By then, we were watching the second bill of a floor/variety show that began with a three guitars and drum machine playing what sounded like Chinese-inspired knockoffs of Bad Company and Foghat. Not exactly the musical mix you'd find in a US gay bar, I suspect, nor was the decor -- under rennovation from a previous incarnation, it still sported faux American frontier log cabin walls and dark knotty pine tables, booths and chairs. Log Cabin Republican, Sino-style? Or perhaps a gay barn, not gay bar? Though there were nods to the clientel with enormous Chinese beefcake posters of nude, oiled hunks deftly cupping their genitals and some other gay-related pictures/icons, including Marilyn and one drawing of a lean, mean Elvis slouching with a guitar case on a street corner apparently looking for something other than wrestling females flashing white cotton panties.

"Yeah," I said. "American women also often complain that all the good, cute guys are either married or gay." Chinese Foghat was followed by 11 very young, thin guys clad in nothing but thongs or sparkly briefs with numbers pinned to them who strode somewhat shyly one by one atop the bar, faced the audience with stone faces and then turned to model their mostly-pancake butts.
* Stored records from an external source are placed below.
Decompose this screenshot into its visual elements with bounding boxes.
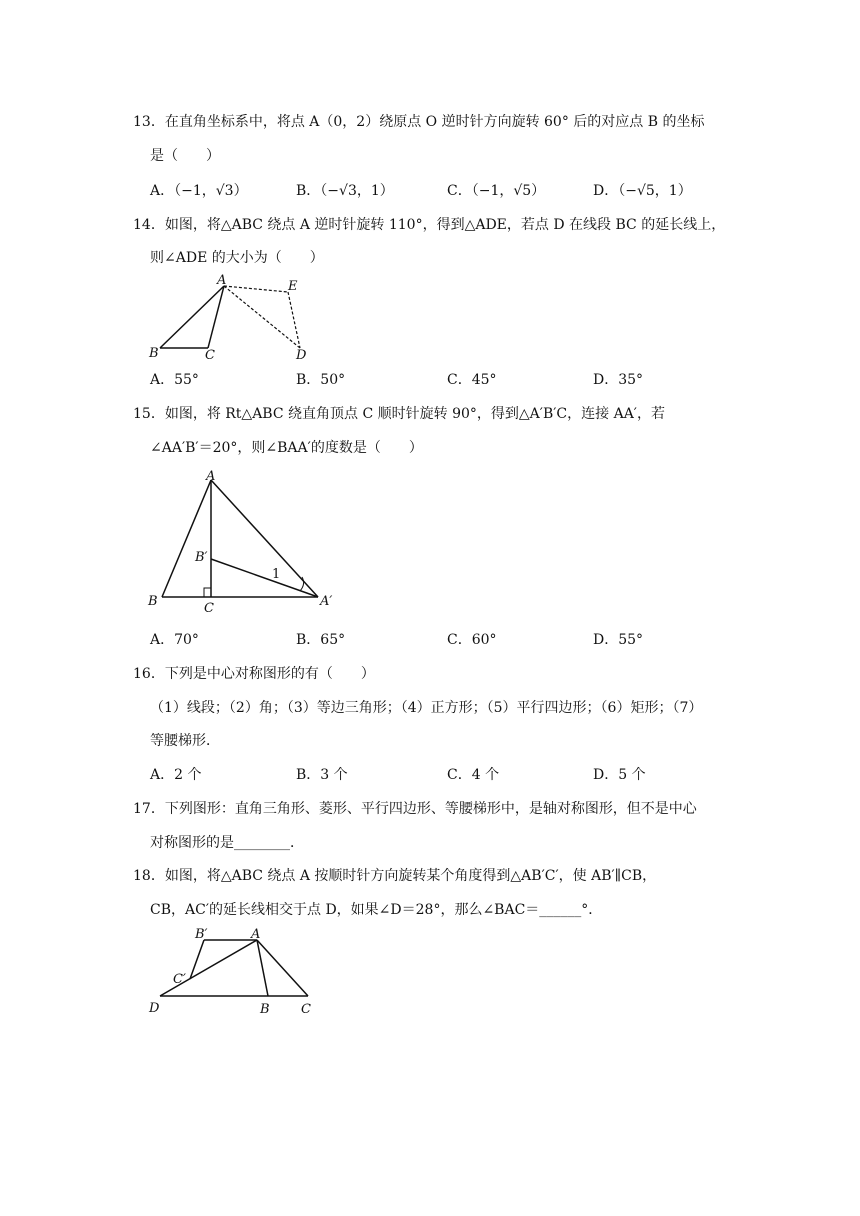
q18-label-c: C (301, 1002, 311, 1017)
q14-label-e: E (288, 279, 298, 294)
q15-label-b-prime: B′ (195, 550, 208, 565)
q14-option-b: B．50° (296, 372, 346, 388)
q18-label-b: B (260, 1002, 270, 1017)
q16-line-2: （1）线段；（2）角；（3）等边三角形；（4）正方形；（5）平行四边形；（6）矩形；（7） (150, 700, 703, 716)
q15-label-a: A (206, 469, 216, 484)
q15-label-angle-1: 1 (272, 567, 281, 582)
q14-line-2: 则∠ADE 的大小为（ ） (150, 250, 324, 266)
q15-option-a: A．70° (150, 632, 199, 648)
q14-option-c: C．45° (447, 372, 497, 388)
q14-option-a: A．55° (150, 372, 199, 388)
q15-label-b: B (148, 594, 158, 609)
q18-label-c-prime: C′ (173, 972, 186, 987)
q14-line-1: 14．如图，将△ABC 绕点 A 逆时针旋转 110°，得到△ADE，若点 D 在线段 BC 的延长线上， (133, 217, 726, 233)
q15-line-2: ∠AA′B′＝20°，则∠BAA′的度数是（ ） (150, 440, 423, 456)
q13-option-d: D．（−√5，1） (593, 183, 692, 199)
q14-label-d: D (296, 348, 307, 363)
q16-option-a: A．2 个 (150, 767, 202, 783)
q16-line-3: 等腰梯形． (150, 733, 220, 749)
q16-line-1: 16．下列是中心对称图形的有（ ） (133, 666, 375, 682)
q14-label-a: A (217, 273, 227, 288)
q17-line-1: 17．下列图形：直角三角形、菱形、平行四边形、等腰梯形中，是轴对称图形，但不是中心 (133, 801, 697, 817)
q18-label-d: D (149, 1001, 160, 1016)
q15-label-a-prime: A′ (320, 594, 333, 609)
q13-line-2: 是（ ） (150, 148, 220, 164)
q18-line-2: CB，AC′的延长线相交于点 D，如果∠D＝28°，那么∠BAC＝______°． (150, 902, 603, 918)
q13-option-b: B．（−√3，1） (296, 183, 394, 199)
q18-label-b-prime: B′ (195, 927, 208, 942)
q15-line-1: 15．如图，将 Rt△ABC 绕直角顶点 C 顺时针旋转 90°，得到△A′B′C，连接 AA′，若 (133, 406, 665, 422)
q15-option-b: B．65° (296, 632, 346, 648)
q16-option-c: C．4 个 (447, 767, 500, 783)
q15-label-c: C (204, 601, 214, 616)
q16-option-b: B．3 个 (296, 767, 348, 783)
q13-option-a: A．（−1，√3） (150, 183, 248, 199)
q17-line-2: 对称图形的是________． (150, 835, 304, 851)
q13-option-c: C．（−1，√5） (447, 183, 546, 199)
q15-figure (140, 468, 350, 618)
q14-label-c: C (205, 348, 215, 363)
q14-label-b: B (149, 346, 159, 361)
q18-figure (140, 922, 330, 1022)
q15-option-c: C．60° (447, 632, 497, 648)
q13-line-1: 13．在直角坐标系中，将点 A（0，2）绕原点 O 逆时针方向旋转 60° 后的对应点 B 的坐标 (133, 114, 705, 130)
q18-line-1: 18．如图，将△ABC 绕点 A 按顺时针方向旋转某个角度得到△AB′C′，使 AB′∥CB， (133, 868, 657, 884)
q18-label-a: A (251, 927, 261, 942)
q14-figure (140, 270, 330, 365)
q16-option-d: D．5 个 (593, 767, 646, 783)
q15-option-d: D．55° (593, 632, 644, 648)
q14-option-d: D．35° (593, 372, 644, 388)
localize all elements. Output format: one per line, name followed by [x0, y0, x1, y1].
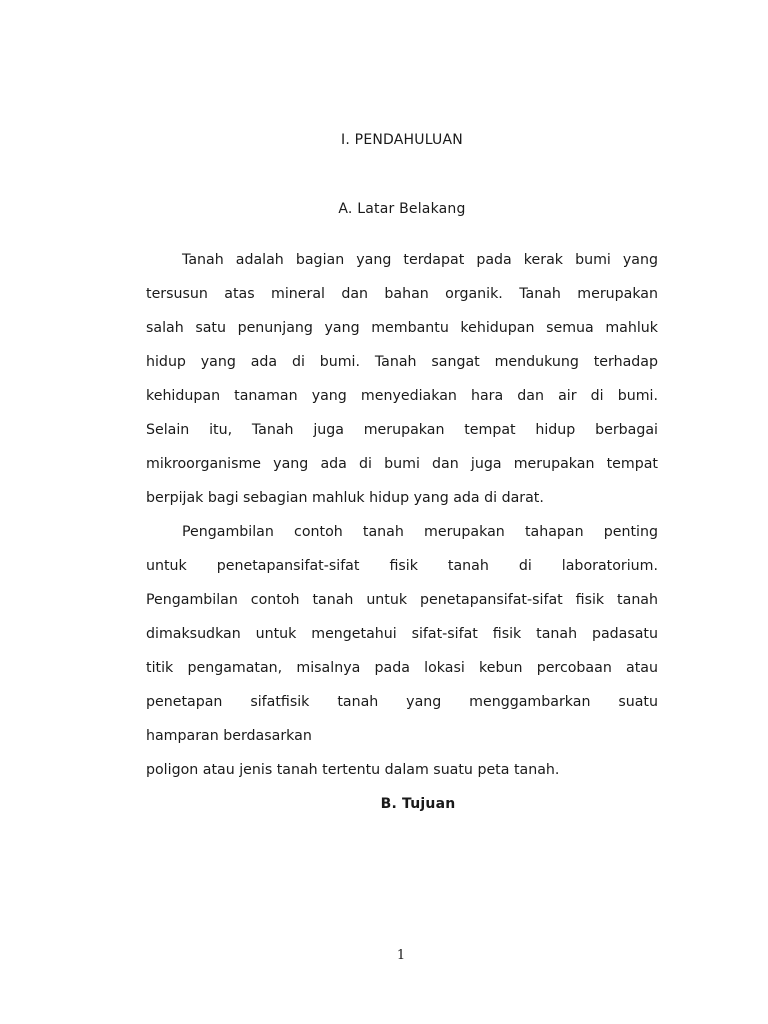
paragraph-line: untuk penetapansifat-sifat fisik tanah di laboratorium. [146, 558, 658, 574]
paragraph-line: penetapan sifatfisik tanah yang menggambarkan suatu [146, 694, 658, 710]
page-number: 1 [396, 948, 406, 963]
paragraph-line: titik pengamatan, misalnya pada lokasi kebun percobaan atau [146, 660, 658, 676]
paragraph-line: salah satu penunjang yang membantu kehidupan semua mahluk [146, 320, 658, 336]
paragraph-line: Pengambilan contoh tanah merupakan tahapan penting [182, 524, 658, 540]
paragraph-line: Tanah adalah bagian yang terdapat pada kerak bumi yang [182, 252, 658, 268]
paragraph-line: poligon atau jenis tanah tertentu dalam suatu peta tanah. [146, 762, 560, 778]
paragraph-line: dimaksudkan untuk mengetahui sifat-sifat fisik tanah padasatu [146, 626, 658, 642]
paragraph-line: mikroorganisme yang ada di bumi dan juga merupakan tempat [146, 456, 658, 472]
paragraph-line: kehidupan tanaman yang menyediakan hara dan air di bumi. [146, 388, 658, 404]
paragraph-line: hidup yang ada di bumi. Tanah sangat mendukung terhadap [146, 354, 658, 370]
chapter-title: I. PENDAHULUAN [341, 132, 463, 148]
paragraph-line: Selain itu, Tanah juga merupakan tempat hidup berbagai [146, 422, 658, 438]
section-b-heading: B. Tujuan [380, 796, 456, 812]
paragraph-line: hamparan berdasarkan [146, 728, 312, 744]
section-a-heading: A. Latar Belakang [338, 201, 466, 217]
paragraph-line: berpijak bagi sebagian mahluk hidup yang ada di darat. [146, 490, 544, 506]
paragraph-line: Pengambilan contoh tanah untuk penetapansifat-sifat fisik tanah [146, 592, 658, 608]
paragraph-line: tersusun atas mineral dan bahan organik. Tanah merupakan [146, 286, 658, 302]
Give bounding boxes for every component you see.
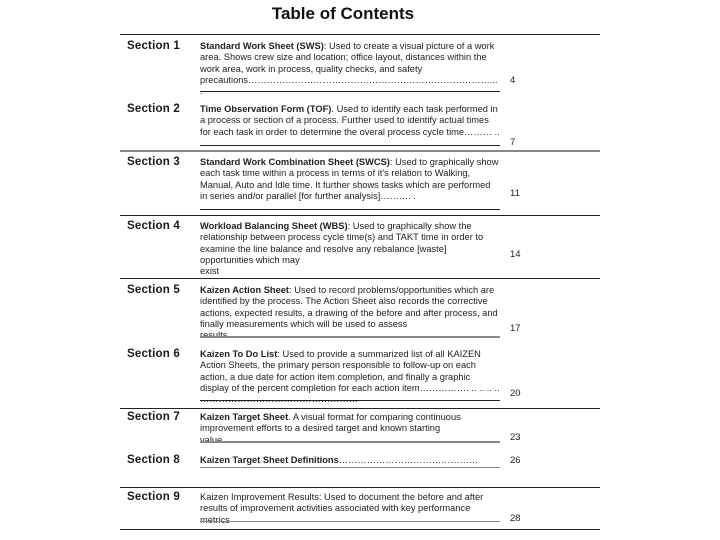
section-heading: Time Observation Form (TOF) <box>200 104 332 114</box>
section-description: Kaizen Target Sheet Definitions……………………………………… <box>200 455 479 465</box>
section-heading: Workload Balancing Sheet (WBS) <box>200 221 348 231</box>
entry-underline <box>200 91 500 92</box>
section-description: Kaizen Target Sheet. A visual format for comparing continuous improvement efforts to a desired target and known starting value……………………………………………………………… <box>200 412 461 445</box>
separator <box>120 487 600 488</box>
section-heading: Kaizen Target Sheet <box>200 412 289 422</box>
section-heading: Kaizen Target Sheet Definitions <box>200 455 339 465</box>
section-label: Section 3 <box>127 156 180 168</box>
section-description: Standard Work Combination Sheet (SWCS): Used to graphically show each task time within a process in terms of it's relation to Walking, Manual, Auto and Idle time. It further shows tasks which are performed in series and/or parallel [for further analysis]………. . <box>200 157 499 201</box>
entry-underline <box>200 209 500 210</box>
separator <box>120 150 600 152</box>
entry-underline <box>200 467 500 468</box>
page-number: 20 <box>510 388 521 399</box>
separator <box>120 529 600 530</box>
section-heading: Kaizen Improvement Results <box>200 492 319 502</box>
section-description: Kaizen Action Sheet: Used to record problems/opportunities which are identified by the process. The Action Sheet also records the corrective actions, expected results, a drawing of the before and after process, and finally measurements which will be used to assess results……………………………………………………………….. <box>200 285 498 341</box>
section-label: Section 2 <box>127 103 180 115</box>
section-heading: Standard Work Combination Sheet (SWCS) <box>200 157 390 167</box>
entry-underline <box>200 400 500 401</box>
entry-underline <box>200 441 500 443</box>
section-label: Section 9 <box>127 491 180 503</box>
separator <box>120 278 600 279</box>
page-number: 4 <box>510 75 516 86</box>
section-heading: Kaizen Action Sheet <box>200 285 290 295</box>
section-heading: Standard Work Sheet (SWS) <box>200 41 324 51</box>
page-title: Table of Contents <box>271 4 415 23</box>
section-label: Section 1 <box>127 40 180 52</box>
section-label: Section 7 <box>127 411 180 423</box>
section-description: Standard Work Sheet (SWS): Used to create a visual picture of a work area. Shows crew size and location; office layout, distances within the work area, work in process, quality checks, and safety precautions……………………………………………………………………... . <box>200 41 498 97</box>
section-label: Section 6 <box>127 348 180 360</box>
entry-underline <box>200 145 500 146</box>
page-number: 26 <box>510 455 521 466</box>
section-label: Section 8 <box>127 454 180 466</box>
page-number: 14 <box>510 249 521 260</box>
page-number: 11 <box>510 188 520 199</box>
entry-underline <box>200 336 500 338</box>
section-label: Section 4 <box>127 220 180 232</box>
section-label: Section 5 <box>127 284 180 296</box>
page-number: 17 <box>510 323 521 334</box>
section-description: Time Observation Form (TOF). Used to identify each task performed in a process or section of a process. Further used to identify actual times for each task in order to determine the overal process cycle time……… .. …………………………………………… <box>200 104 500 148</box>
page-number: 28 <box>510 513 521 524</box>
entry-underline <box>200 521 500 522</box>
separator <box>120 34 600 35</box>
page-number: 23 <box>510 432 521 443</box>
section-description: Kaizen To Do List: Used to provide a summarized list of all KAIZEN Action Sheets, the primary person responsible to follow-up on each action, a due date for action item completion, and finally a graphic display of the percent completion for each action item……………. .. .. .. .. …………………………………………… <box>200 349 500 405</box>
separator <box>120 408 600 409</box>
section-description: Workload Balancing Sheet (WBS): Used to graphically show the relationship between process cycle time(s) and TAKT time in order to examine the line balance and resolve any rebalance [waste] opportunities which may exist <box>200 221 484 277</box>
section-description: Kaizen Improvement Results: Used to document the before and after results of improvement activities associated with key performance metrics <box>200 492 484 525</box>
separator <box>120 215 600 216</box>
page-number: 7 <box>510 137 516 148</box>
section-heading: Kaizen To Do List <box>200 349 278 359</box>
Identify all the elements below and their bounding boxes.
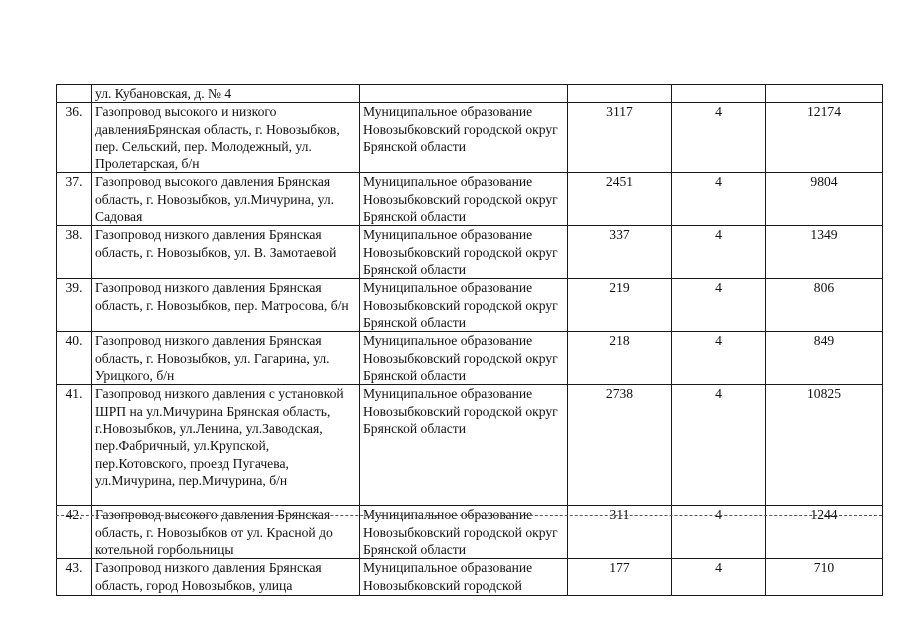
length-cell: 3117 [568,103,672,173]
diameter-cell: 4 [672,385,766,506]
value-cell: 9804 [766,173,883,226]
value-cell: 1349 [766,226,883,279]
row-number-cell: 42. [57,506,92,559]
row-number-cell: 40. [57,332,92,385]
gas-pipeline-table [56,84,883,596]
length-cell: 177 [568,559,672,596]
length-cell: 2738 [568,385,672,506]
owner-cell: Муниципальное образование Новозыбковский городской округ Брянской области [360,226,568,279]
owner-cell: Муниципальное образование Новозыбковский городской округ Брянской области [360,173,568,226]
table-row [57,173,883,226]
object-name-cell: Газопровод высокого и низкого давленияБрянская область, г. Новозыбков, пер. Сельский, пер. Молодежный, ул. Пролетарская, б/н [92,103,360,173]
object-name-cell: Газопровод низкого давления Брянская область, г. Новозыбков, ул. В. Замотаевой [92,226,360,279]
table-row [57,279,883,332]
object-name-cell: Газопровод низкого давления Брянская область, город Новозыбков, улица [92,559,360,596]
table-row [57,385,883,506]
owner-cell: Муниципальное образование Новозыбковский городской округ Брянской области [360,506,568,559]
length-cell: 311 [568,506,672,559]
diameter-cell: 4 [672,332,766,385]
length-cell: 218 [568,332,672,385]
length-cell: 2451 [568,173,672,226]
row-number-cell: 39. [57,279,92,332]
table-row [57,103,883,173]
owner-cell: Муниципальное образование Новозыбковский городской округ Брянской области [360,279,568,332]
object-name-cell: Газопровод низкого давления Брянская область, г. Новозыбков, пер. Матросова, б/н [92,279,360,332]
value-cell: 10825 [766,385,883,506]
row-number-cell: 38. [57,226,92,279]
value-cell: 1244 [766,506,883,559]
value-cell [766,85,883,103]
diameter-cell: 4 [672,173,766,226]
diameter-cell: 4 [672,226,766,279]
owner-cell: Муниципальное образование Новозыбковский городской округ Брянской области [360,103,568,173]
owner-cell: Муниципальное образование Новозыбковский городской [360,559,568,596]
row-number-cell: 37. [57,173,92,226]
diameter-cell: 4 [672,279,766,332]
table-row [57,226,883,279]
row-number-cell [57,85,92,103]
value-cell: 12174 [766,103,883,173]
object-name-cell: ул. Кубановская, д. № 4 [92,85,360,103]
owner-cell: Муниципальное образование Новозыбковский городской округ Брянской области [360,385,568,506]
length-cell: 337 [568,226,672,279]
length-cell [568,85,672,103]
diameter-cell: 4 [672,103,766,173]
diameter-cell: 4 [672,506,766,559]
table-row [57,332,883,385]
owner-cell: Муниципальное образование Новозыбковский городской округ Брянской области [360,332,568,385]
object-name-cell: Газопровод высокого давления Брянская область, г. Новозыбков от ул. Красной до котельной горбольницы [92,506,360,559]
row-number-cell: 36. [57,103,92,173]
object-name-cell: Газопровод высокого давления Брянская область, г. Новозыбков, ул.Мичурина, ул. Садовая [92,173,360,226]
object-name-cell: Газопровод низкого давления Брянская область, г. Новозыбков, ул. Гагарина, ул. Урицкого, б/н [92,332,360,385]
value-cell: 710 [766,559,883,596]
value-cell: 806 [766,279,883,332]
value-cell: 849 [766,332,883,385]
diameter-cell [672,85,766,103]
row-number-cell: 43. [57,559,92,596]
object-name-cell: Газопровод низкого давления с установкой ШРП на ул.Мичурина Брянская область, г.Новозыбков, ул.Ленина, ул.Заводская, пер.Фабричный, ул.Крупской, пер.Котовского, проезд Пугачева, ул.Мичурина, пер.Мичурина, б/н [92,385,360,506]
table-row [57,506,883,559]
table-row [57,85,883,103]
owner-cell [360,85,568,103]
length-cell: 219 [568,279,672,332]
table-row [57,559,883,596]
row-number-cell: 41. [57,385,92,506]
diameter-cell: 4 [672,559,766,596]
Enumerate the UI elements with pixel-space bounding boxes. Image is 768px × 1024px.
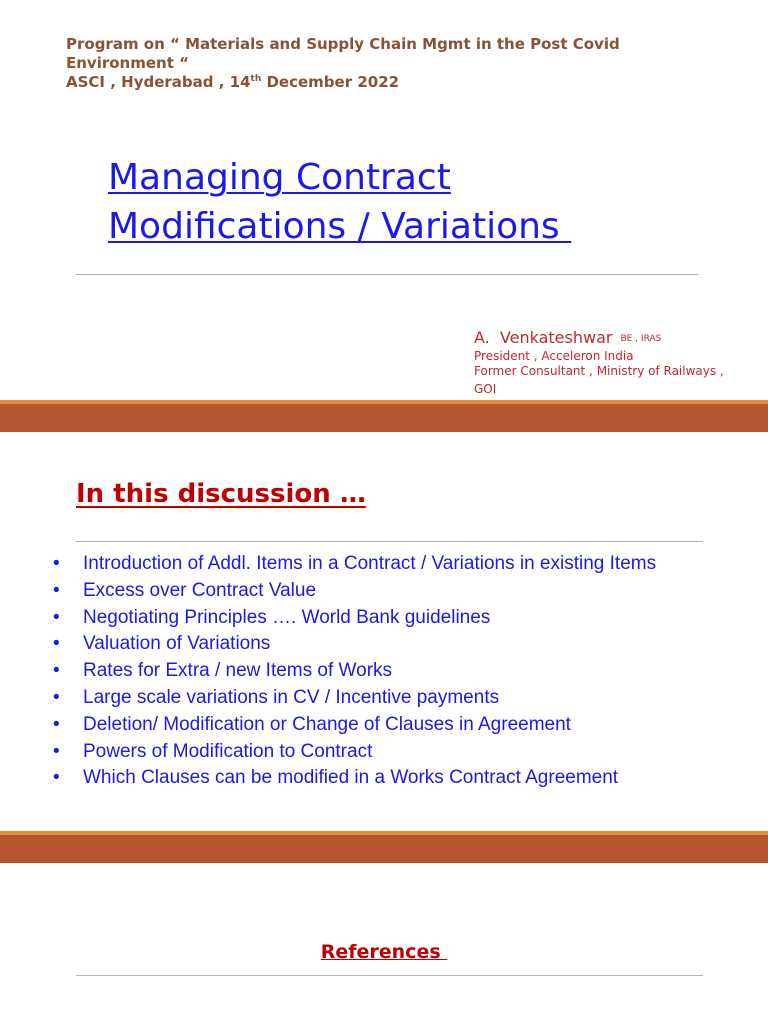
agenda-heading: In this discussion …	[76, 479, 366, 509]
agenda-divider	[76, 541, 703, 542]
bullet-glyph: •	[53, 713, 60, 735]
venue-text: ASCI , Hyderabad , 14	[66, 73, 251, 91]
bullet-glyph: •	[53, 660, 60, 682]
date-text: December 2022	[261, 73, 400, 91]
agenda-list	[50, 551, 656, 792]
list-item-text: Powers of Modification to Contract	[83, 740, 373, 762]
list-item	[50, 765, 656, 792]
program-line-1: Program on “ Materials and Supply Chain Mgmt in the Post Covid	[66, 35, 620, 53]
list-item	[50, 658, 656, 685]
author-name-line	[474, 328, 754, 349]
list-item	[50, 739, 656, 766]
slide-separator	[0, 835, 768, 863]
author-role-3: GOI	[474, 381, 497, 396]
title-slide	[0, 0, 768, 400]
author-block	[474, 328, 754, 397]
references-heading: References	[320, 941, 448, 963]
bullet-glyph: •	[53, 767, 60, 789]
program-line-2: Environment “	[66, 54, 189, 72]
references-divider	[76, 975, 703, 976]
list-item-text: Excess over Contract Value	[83, 579, 317, 601]
bullet-glyph: •	[53, 606, 60, 628]
bullet-glyph: •	[53, 633, 60, 655]
author-role-2: Former Consultant , Ministry of Railways ,	[474, 363, 724, 378]
list-item	[50, 551, 656, 578]
author-name: A. Venkateshwar	[474, 328, 613, 347]
title-line-2: Modifications / Variations	[108, 206, 572, 247]
list-item-text: Valuation of Variations	[83, 633, 271, 655]
title-divider	[76, 274, 698, 275]
bullet-glyph: •	[53, 553, 60, 574]
list-item	[50, 631, 656, 658]
bullet-glyph: •	[53, 740, 60, 762]
agenda-slide	[0, 433, 768, 831]
list-item	[50, 578, 656, 605]
slide-title[interactable]	[108, 153, 571, 251]
list-item	[50, 712, 656, 739]
venue-date	[66, 73, 706, 92]
list-item-text: Negotiating Principles …. World Bank guidelines	[83, 606, 491, 628]
list-item-text: Which Clauses can be modified in a Works Contract Agreement	[83, 767, 619, 789]
list-item-text: Deletion/ Modification or Change of Clauses in Agreement	[83, 713, 571, 735]
author-quals: BE , IRAS	[620, 333, 662, 344]
list-item-text: Rates for Extra / new Items of Works	[83, 660, 393, 682]
list-item	[50, 685, 656, 712]
program-header	[66, 35, 706, 92]
bullet-glyph: •	[53, 579, 60, 601]
slide-separator	[0, 404, 768, 432]
date-suffix: th	[250, 74, 262, 84]
list-item-text: Introduction of Addl. Items in a Contract / Variations in existing Items	[83, 553, 657, 574]
list-item	[50, 605, 656, 632]
title-line-1: Managing Contract	[108, 157, 451, 198]
bullet-glyph: •	[53, 686, 60, 708]
list-item-text: Large scale variations in CV / Incentive payments	[83, 686, 500, 708]
references-slide	[0, 865, 768, 1024]
author-role-1: President , Acceleron India	[474, 348, 634, 363]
"Oh, that one is cute," C. said.

"They look terrified," I replied.

It turned out they were male hookers up for bid. Patrons picked a number they liked and then negotiated in the back of Discover over fees and terms. The audience - it was packed by now, easily 300-plus and 99.7% male - responded neutrally. No hoots, cheers, applause or cat calls. It was mostly young business types who smoked, drank and threw dice from cups non-stop, though a few queens dressed in slim chest baring shirts with rabbit or cat fur collars minced around the edges.

Under a blue and white banner that proclaimed in Chinese: "Surrender to passion. Become the man-storm!" the entertainment took a cross-dressing cultural turn for Act 3; a traditional Tibetan folk dance featuring two guys in Tibetan drag and three in traditional Tibetan male clothes, one of whom sported none-traditional ethnic spiky hair and black retangular emo glasses. No one camped it up, though. It was like watching the equivalent of an American square dance with gingham-clad transvestites. Or maybe a cross-dressing Amish barn raising.

Act 4 was a male fashion show. Again, no camping or vamping. Just cute guys modeling slightly bargain basement-looking sport coats, sweaters, slacks and shirts amid silently farting fog machines.

The emcee - no Joel Grey in Cabaret, he - then favored us with an overly long rendition of lip-synched popular songs, including one for which C translated the chorus as: "I love you like a mouse loves rice. I miss you like a hooligan misses girls."

Tender words and just the thing to set the stage for the high - or low - point. It was a very loosely Bollywood-influenced temple dance with a "priestess" in a sparkly red baggy halter top and three attendants/devotees clad in black and brown vinyl wraps and old shag carpet remnants or pieces of Sonny Bono's moth-eaten fur caveman vest tied to their sunken chests. Between doing her/his best Kali-cruises-Sunset Strip moves, "Her" Worship submitted gracefully to the simulated hump and grinds of the devoted trio.

A hard act to follow, as the less-than-enthusastic bidding that proceeded for bottles of Chivas, Jack Daniels and Great Wall red wine hawked by the still-cheerful emcee proved. But the man-storm was still going strong, the dice rattling and Tsing Tao beer flowing when my girlfriend and I left, with another rendition of "I miss you like a hooligan misses girls" echoing in our ears.